Deputy Assistant Secretary John Moran answers three questions about the efforts by VETS to help employers find and place wounded warriors in jobs that can lead to successful careers:
Why is the information on America's Heroes at Work necessary? Due to the advances in medicine and protective equipment, increased numbers of veterans are surviving battlefield injuries. For many of the wounded and injured service members, employment will play a major role in their recovery. Thankfully, a lot of employers understand that and they want to help but they don't know where to start. It was clear to VETS that these same employers need support and education concerning how to assist returning service members in their transition to civilian life and employment.

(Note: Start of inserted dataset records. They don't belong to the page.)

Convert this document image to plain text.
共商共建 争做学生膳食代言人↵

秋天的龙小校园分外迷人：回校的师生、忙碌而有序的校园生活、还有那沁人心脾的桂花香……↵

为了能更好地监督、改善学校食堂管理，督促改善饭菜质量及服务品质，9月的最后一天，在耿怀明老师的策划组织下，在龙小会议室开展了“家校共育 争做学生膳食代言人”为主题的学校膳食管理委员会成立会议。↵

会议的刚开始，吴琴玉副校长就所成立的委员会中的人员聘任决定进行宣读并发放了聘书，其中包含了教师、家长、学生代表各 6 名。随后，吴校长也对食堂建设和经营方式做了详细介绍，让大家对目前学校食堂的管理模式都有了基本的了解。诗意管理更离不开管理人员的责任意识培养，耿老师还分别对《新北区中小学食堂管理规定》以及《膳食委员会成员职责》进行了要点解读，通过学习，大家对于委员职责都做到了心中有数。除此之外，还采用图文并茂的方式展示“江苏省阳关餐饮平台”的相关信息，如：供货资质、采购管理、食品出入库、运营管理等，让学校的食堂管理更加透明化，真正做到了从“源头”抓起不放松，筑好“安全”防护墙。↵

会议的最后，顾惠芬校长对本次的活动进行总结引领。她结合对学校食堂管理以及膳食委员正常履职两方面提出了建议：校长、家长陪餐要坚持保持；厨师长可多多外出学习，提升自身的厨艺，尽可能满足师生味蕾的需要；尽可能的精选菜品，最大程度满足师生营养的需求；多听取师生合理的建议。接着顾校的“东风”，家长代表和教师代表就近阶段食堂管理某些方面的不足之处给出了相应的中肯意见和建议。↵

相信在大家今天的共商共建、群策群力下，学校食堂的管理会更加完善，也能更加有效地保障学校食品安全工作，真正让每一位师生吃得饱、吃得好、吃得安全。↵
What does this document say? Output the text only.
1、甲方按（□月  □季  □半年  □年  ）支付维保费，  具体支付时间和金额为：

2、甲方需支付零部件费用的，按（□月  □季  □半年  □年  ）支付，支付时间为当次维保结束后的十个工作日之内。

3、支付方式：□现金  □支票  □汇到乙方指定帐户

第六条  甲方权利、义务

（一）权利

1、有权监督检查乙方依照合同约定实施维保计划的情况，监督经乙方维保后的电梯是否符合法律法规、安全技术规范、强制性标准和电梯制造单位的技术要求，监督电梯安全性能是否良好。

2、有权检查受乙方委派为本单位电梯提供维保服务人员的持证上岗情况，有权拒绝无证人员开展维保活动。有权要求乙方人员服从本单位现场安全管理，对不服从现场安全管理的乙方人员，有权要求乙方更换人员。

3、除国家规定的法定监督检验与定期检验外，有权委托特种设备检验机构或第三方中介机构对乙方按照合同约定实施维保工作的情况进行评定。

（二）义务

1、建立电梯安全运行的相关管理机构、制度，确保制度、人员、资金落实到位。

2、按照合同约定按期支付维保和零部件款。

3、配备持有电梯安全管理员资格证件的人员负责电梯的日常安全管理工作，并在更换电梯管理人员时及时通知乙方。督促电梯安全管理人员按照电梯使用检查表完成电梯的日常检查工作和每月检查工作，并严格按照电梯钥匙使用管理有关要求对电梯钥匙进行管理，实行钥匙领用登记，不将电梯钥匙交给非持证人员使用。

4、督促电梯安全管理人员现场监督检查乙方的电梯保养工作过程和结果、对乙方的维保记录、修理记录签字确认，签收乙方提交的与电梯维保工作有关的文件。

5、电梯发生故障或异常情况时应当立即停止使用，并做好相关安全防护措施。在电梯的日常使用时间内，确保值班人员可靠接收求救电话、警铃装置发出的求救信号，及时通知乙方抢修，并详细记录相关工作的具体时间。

What resources are provided? The site is geared toward assisting the employer to better respond to the needs and capacities of the returning service member. It provides fact sheets, Web-based training tools, success stories, links to available resources and educational presentations designed specifically for employers. It also contains an employer toolkit that is intended to simplify the recruitment, interviewing, hiring and accommodations processes for employers interested in hiring veterans.
What is the one message you would like to convey to employers interested in — but concerned about — hiring veterans? Employers are concerned about the impact of Post Traumatic Stress Disorder and Traumatic Brain Injury on a veteran's job performance as well as the cost of accommodating these veterans in the workplace. The first step is to help employers understand that not all veterans need accommodations in the workplace but when they do, many can be made easily. The focus needs to be on what the veteran can do — not the disability. Many injuries do not affect a veterans' ability to work. PTSD and TBI are treatable conditions and are not unique to the military. We have found a great deal of success when the returning service members, regardless of the disability, are provided with the proper employment support in the workplace.
The U.S. Senate on Jan. 1 confirmed Keith Kelly of Montana as the assistant secretary of labor for veterans' employment and training. President Obama in September announced his intention to nominate Kelly to head the department's Veterans' Employment and Training Service. Since 2005, Kelly has been the commissioner of the Montana Department of Labor and Industry, where he previously served as the administrator of the Unemployment Insurance Division. From 2009 to 2010, Kelly served as chair and vice chair of the Veterans Affairs Committee of the National Association of State Workforce Agencies. He was awarded a Bronze Star and the Combat Infantryman's Badge for his service with the Army's 101st Airborne Division.